In an interview with Progress Queens, Mr. Moretti said he was pessimistic about the community having input on how the growth of economic and real estate development will be managed in Jamaica.  Mr. Moretti listed many problems with the business mix and with zoning that are the source of complaints in his neighborhood, rhetorically asking how could it have been that a waste transfer station could be installed near a park and in a neighborhood that is home to many children and senior citizens.  The waste transfer station was the site of a triple death accident in a 2009 incident of fatal occupational hazard conditions.

Mr. Moretti said that if city planning officials would allow such a dangerous site near a residential neighborhood in Jamaica, then he did not expect that city planning officials would allow the community to have input on “something extremely important,” like real estate development in the rest of Jamaica.

Referring to various businesses, such as the waste transfer station and auto repair shops, Mr. Moretti said, “Those businesses were dumped into a residential area, right across a park, near senior citizen buildings.  If they,” referring to city planning officials, “did that with polluting waste facilities, what are they going to do with larger developments ?”

Mr. Moretti drew an important contrast between how city planning officials have treated Jamaica and other Queens neighborhoods, such as the well-manicured neighborhood of Forest Hills.  “Would real estate developers be given carte blanche in Forest Hills ?” asked Mr. Moretti.

Having cursorily reviewed the members appointed to the Jamaica Now Leadership Council, Mr. Moretti said he was worried about the integrity of some of its members.  Mr. Moretti noted that the Rev. Flake had been involved in business transactions that had been labeled as possibly questionable.

Indeed, the Rev. Flake was the founder of Empowerment Development Corp., which was a partner in the consortium that bid for control of the racino at Aqueduct Racetrack, a deal that eventually was accepted then rejected by state officials, only to be later examined by state investigators and then referred to prosecutors for probing of possible wrong-doing in the bidding process.

A questionable businessman, Darryl Green, was also briefly and tangentially involved in the bid for the racino contract made by the consortium that included Rev. Flake’s company.

The Rev. Flake was also a mentor to former State Senator Malcolm Smith (D-St. Albans), who was found guilty in a federal corruption trial for having attempted to bribe his way onto the GOP mayoral ballot in the 2013 municipal election cycle.

The Jamaica Now Leadership Council also includes various leaders from economic development corporations and business improvement districts, who undoubtedly support greater gentrification.
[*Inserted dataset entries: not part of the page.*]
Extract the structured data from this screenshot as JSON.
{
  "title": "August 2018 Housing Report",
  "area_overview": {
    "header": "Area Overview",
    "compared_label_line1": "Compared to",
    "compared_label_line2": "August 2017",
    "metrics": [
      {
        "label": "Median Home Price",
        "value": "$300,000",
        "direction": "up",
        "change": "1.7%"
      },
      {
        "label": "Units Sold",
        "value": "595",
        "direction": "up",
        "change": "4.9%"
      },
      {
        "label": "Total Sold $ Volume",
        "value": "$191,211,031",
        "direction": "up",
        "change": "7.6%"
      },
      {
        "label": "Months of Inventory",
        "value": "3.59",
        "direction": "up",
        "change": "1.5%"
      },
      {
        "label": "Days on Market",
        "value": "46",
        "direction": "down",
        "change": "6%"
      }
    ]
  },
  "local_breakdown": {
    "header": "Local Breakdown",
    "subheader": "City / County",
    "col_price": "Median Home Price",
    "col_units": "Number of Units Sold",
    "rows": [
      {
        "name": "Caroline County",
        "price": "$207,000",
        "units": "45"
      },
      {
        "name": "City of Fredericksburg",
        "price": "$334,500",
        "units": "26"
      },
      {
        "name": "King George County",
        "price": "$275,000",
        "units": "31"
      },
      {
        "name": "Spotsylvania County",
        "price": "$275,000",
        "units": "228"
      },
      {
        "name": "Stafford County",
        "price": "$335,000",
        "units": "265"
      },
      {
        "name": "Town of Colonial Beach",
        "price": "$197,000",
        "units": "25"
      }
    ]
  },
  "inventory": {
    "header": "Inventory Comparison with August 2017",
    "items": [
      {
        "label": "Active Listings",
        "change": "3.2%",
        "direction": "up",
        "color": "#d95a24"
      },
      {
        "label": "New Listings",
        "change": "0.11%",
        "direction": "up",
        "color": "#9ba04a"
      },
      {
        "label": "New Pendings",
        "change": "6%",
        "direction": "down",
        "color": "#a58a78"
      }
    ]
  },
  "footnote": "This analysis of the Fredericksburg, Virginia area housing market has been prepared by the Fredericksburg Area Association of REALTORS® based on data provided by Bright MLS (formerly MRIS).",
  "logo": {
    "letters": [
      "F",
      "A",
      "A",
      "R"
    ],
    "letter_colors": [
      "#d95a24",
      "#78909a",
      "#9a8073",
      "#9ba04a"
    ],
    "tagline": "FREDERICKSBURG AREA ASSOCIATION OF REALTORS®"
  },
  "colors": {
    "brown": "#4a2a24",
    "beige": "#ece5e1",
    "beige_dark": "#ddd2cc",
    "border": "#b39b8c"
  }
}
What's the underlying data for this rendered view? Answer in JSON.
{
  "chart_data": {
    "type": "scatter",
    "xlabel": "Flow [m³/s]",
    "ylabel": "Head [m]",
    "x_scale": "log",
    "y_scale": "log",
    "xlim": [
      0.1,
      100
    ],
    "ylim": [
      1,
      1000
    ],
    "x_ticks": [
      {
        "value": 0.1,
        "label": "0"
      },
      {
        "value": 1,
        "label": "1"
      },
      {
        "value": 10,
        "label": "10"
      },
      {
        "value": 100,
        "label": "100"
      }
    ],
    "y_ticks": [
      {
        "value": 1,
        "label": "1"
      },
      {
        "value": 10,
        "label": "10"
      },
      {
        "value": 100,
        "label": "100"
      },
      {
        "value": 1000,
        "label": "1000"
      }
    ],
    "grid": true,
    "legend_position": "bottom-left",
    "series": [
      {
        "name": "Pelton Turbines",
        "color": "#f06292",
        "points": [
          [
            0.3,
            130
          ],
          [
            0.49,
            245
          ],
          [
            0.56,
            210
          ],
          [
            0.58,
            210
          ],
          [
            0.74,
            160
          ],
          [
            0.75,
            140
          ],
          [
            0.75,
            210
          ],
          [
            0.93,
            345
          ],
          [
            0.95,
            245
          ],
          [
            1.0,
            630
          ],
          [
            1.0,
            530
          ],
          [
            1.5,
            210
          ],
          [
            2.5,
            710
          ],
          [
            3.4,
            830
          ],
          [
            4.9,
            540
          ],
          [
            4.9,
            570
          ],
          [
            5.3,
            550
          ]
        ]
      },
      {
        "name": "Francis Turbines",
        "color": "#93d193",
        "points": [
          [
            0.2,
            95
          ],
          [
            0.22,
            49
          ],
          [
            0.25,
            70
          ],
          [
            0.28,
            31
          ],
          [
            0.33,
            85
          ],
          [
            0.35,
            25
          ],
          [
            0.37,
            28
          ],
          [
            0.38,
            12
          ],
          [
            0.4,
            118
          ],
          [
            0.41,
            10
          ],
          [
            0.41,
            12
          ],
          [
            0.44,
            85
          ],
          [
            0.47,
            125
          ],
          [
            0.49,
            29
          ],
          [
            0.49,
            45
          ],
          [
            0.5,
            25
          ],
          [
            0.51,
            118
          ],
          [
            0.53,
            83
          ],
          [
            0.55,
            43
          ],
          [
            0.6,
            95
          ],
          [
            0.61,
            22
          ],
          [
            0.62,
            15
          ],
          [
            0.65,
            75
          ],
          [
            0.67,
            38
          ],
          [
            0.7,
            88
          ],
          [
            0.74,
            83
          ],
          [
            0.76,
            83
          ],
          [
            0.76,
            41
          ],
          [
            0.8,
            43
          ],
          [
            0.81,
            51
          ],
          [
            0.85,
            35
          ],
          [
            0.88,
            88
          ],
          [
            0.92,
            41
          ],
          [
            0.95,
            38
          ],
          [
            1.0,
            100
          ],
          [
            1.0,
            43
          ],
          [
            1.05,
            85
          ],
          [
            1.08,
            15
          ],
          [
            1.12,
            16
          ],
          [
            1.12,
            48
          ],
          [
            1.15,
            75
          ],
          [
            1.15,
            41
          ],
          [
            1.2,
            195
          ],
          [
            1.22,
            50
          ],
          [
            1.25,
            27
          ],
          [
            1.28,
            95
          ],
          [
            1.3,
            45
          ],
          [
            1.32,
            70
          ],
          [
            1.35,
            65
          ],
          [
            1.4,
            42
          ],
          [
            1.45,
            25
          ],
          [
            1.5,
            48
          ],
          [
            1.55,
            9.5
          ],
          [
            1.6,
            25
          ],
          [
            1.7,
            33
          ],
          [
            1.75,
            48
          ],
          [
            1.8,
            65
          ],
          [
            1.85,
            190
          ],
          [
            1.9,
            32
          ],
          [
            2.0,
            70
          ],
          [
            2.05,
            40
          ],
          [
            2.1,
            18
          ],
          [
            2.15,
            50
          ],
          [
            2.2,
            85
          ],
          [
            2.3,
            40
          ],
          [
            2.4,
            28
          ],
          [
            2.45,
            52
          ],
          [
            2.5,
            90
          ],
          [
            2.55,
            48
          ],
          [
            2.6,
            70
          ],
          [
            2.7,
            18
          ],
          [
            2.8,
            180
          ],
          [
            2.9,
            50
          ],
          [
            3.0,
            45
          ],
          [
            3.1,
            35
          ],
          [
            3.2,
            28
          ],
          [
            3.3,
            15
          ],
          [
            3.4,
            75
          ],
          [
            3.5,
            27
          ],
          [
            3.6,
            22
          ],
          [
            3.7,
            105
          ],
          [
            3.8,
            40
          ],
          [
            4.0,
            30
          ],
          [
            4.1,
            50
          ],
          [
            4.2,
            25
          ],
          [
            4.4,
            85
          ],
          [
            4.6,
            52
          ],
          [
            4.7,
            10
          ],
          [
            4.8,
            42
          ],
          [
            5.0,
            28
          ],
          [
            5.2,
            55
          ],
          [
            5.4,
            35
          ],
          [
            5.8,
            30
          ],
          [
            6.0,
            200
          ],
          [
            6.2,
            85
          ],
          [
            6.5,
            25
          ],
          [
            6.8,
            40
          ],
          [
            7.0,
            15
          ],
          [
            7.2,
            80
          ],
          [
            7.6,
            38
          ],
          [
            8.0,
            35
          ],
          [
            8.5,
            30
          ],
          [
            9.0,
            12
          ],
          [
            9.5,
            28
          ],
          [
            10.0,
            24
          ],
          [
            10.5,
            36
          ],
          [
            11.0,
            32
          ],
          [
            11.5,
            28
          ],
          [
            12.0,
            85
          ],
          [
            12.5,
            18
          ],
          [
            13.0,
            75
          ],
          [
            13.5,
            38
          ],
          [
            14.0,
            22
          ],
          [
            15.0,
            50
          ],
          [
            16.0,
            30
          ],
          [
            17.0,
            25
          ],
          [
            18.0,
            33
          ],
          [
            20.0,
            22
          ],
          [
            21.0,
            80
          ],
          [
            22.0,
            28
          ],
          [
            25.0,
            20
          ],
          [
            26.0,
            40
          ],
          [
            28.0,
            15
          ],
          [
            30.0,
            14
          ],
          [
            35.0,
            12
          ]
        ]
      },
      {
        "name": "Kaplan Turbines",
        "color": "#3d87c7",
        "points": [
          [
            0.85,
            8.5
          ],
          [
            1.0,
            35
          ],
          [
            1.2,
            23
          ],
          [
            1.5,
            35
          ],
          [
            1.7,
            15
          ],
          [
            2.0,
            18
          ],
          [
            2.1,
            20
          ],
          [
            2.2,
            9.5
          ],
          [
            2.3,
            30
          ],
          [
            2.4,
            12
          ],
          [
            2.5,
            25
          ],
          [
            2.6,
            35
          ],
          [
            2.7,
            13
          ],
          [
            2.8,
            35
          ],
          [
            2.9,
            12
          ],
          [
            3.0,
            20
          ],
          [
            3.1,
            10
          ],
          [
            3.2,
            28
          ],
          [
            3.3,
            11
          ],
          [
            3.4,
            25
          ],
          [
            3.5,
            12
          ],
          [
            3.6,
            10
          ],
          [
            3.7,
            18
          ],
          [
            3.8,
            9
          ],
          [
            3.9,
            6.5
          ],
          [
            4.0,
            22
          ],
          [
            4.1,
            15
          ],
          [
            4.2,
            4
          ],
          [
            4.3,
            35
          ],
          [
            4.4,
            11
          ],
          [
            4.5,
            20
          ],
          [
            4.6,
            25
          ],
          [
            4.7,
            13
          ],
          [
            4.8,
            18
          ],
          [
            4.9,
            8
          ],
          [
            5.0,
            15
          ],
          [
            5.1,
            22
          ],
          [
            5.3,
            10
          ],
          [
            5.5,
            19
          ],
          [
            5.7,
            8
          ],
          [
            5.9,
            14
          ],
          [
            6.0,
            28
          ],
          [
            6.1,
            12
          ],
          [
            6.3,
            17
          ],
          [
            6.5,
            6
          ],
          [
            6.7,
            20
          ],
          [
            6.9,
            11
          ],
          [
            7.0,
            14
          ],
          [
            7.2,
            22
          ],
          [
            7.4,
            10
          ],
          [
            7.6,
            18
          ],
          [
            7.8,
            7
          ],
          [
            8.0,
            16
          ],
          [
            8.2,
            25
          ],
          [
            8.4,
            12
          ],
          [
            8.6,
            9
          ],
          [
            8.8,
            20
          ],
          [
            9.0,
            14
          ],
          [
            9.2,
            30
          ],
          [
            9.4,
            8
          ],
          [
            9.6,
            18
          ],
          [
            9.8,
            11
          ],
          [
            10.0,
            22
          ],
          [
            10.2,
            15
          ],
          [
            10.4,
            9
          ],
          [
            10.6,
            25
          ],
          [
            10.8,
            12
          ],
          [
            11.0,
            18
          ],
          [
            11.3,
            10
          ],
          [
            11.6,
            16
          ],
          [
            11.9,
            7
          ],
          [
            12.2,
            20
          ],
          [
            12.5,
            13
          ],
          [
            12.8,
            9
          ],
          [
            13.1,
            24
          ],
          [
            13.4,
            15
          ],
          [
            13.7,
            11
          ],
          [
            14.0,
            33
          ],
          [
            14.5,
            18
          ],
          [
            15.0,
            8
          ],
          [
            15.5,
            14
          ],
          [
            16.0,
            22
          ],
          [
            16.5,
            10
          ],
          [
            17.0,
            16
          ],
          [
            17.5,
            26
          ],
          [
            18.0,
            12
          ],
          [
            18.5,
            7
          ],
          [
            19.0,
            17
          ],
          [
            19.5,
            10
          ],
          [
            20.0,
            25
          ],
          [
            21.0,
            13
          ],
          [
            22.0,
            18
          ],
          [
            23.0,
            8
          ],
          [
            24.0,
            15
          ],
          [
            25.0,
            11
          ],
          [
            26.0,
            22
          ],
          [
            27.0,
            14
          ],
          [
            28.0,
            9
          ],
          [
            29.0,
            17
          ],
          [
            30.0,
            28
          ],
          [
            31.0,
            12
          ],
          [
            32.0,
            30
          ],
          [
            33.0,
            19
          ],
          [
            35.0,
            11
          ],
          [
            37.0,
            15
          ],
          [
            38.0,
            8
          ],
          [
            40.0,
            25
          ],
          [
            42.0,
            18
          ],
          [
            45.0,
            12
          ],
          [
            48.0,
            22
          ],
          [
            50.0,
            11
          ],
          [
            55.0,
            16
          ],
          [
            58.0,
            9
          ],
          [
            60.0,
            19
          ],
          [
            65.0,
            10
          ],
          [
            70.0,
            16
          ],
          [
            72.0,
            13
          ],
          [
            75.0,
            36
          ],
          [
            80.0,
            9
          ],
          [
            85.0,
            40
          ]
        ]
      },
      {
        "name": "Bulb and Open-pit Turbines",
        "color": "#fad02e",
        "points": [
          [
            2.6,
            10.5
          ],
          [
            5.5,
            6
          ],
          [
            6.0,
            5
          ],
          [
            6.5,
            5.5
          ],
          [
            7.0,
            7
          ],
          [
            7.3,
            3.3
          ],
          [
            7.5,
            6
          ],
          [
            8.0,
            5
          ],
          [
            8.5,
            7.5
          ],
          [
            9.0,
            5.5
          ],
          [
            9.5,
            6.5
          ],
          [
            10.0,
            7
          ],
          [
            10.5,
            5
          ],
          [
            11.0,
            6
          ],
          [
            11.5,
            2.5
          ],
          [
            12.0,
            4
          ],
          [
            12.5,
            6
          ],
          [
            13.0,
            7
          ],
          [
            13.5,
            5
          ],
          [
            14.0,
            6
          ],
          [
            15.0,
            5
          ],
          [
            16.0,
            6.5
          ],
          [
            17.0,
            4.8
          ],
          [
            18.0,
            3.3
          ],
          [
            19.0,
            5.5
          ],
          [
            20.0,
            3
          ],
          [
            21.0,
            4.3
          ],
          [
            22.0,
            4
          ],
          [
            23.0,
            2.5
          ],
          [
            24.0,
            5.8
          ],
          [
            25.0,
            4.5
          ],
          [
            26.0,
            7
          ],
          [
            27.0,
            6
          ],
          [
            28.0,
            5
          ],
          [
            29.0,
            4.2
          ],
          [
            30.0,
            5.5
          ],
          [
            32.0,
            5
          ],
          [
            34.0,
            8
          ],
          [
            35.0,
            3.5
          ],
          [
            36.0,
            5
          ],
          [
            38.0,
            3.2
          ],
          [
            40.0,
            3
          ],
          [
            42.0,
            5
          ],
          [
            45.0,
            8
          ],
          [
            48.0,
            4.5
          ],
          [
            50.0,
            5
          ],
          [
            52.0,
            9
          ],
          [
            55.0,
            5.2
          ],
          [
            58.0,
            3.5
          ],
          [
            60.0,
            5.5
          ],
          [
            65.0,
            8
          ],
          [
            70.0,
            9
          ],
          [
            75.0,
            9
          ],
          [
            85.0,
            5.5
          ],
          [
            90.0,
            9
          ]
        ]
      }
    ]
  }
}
In other neighborhoods in Queens, small businesses and activists have been opposing the creeping influence of business improvement districts out of concerns for the negative impact of higher commercial rents, which small business owners say that they are unable to afford.  In Jackson Heights, the Roosevelt Avenue Community Alliance has been fighting gentrification.  A proposed business improvement district along Roosevelt Avenue has been the source of tension between supporters and opponents.

City-wide, activists have been waging a campaign entitled #SaveNYC to fight the onslaught of increased rents imposed by commercial landlords on small businesses as a way to protect the diversity of city’s businesses and to save the jobs associated with small businesses.